Dezenove homens no 144º Regimento morreram em combate, enquanto 178 morreram de
doença durante a guerra.
Leal experimentou muitas técnicas para
matar bactérias, mas no início de 1898 um veneno em particular começou a
despertar seu interesse: o hipoclorito de cálcio, produto químico potencialmente
letal, mais conhecido como cloro, também chamado naquele tempo de “cloreto de
cal”. A química já tinha grande circulação como remédio para a saúde pública.

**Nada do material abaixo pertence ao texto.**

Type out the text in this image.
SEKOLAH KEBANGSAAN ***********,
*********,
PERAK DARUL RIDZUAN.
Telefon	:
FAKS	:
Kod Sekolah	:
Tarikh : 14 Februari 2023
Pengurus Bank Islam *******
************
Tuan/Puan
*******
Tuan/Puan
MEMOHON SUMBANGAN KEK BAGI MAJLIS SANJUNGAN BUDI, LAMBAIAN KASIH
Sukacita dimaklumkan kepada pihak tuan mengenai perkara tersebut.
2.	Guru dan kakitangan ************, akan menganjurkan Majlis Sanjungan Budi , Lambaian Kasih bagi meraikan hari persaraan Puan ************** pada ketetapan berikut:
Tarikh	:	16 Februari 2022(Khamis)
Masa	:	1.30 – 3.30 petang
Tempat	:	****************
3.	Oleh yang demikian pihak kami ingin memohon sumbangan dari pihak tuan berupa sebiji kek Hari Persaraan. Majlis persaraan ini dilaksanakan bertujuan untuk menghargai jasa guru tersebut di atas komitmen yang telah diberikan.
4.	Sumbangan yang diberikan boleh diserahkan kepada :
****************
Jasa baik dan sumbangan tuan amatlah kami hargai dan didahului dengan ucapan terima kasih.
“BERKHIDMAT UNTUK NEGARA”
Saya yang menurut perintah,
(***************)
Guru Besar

Casas e bairros que sofriam um surto de febre tifoide ou cólera eram rotineiramente
desinfetados com substâncias químicas, intervenção que não fazia nada para combater
as doenças causadas pela água. Mas a ideia de colocar cloro na água ainda não tinha
sido pensada.
Para os habitantes de todas as cidades dos
Estados Unidos e da Europa, o cheiro forte e acre do cloreto de cal estava
indelevelmente associado a doenças epidêmicas. Decerto não era um cheiro que
alguém gostaria de sentir na água potável. A maioria dos médicos e autoridades
de saúde pública rejeitou o procedimento. Um conhecido químico protestou: “A própria
ideia de desinfecção química é repelente.” No entanto, armado de ferramentas
que lhe permitiam ver os patógenos por trás de doenças como febre tifoide e
disenteria, e medir sua presença global na água, Leal convenceu-se de que o
cloro – na dosagem certa – livraria a água das bactérias de forma mais eficaz
que qualquer outro meio, sem qualquer ameaça para os homens que a bebessem.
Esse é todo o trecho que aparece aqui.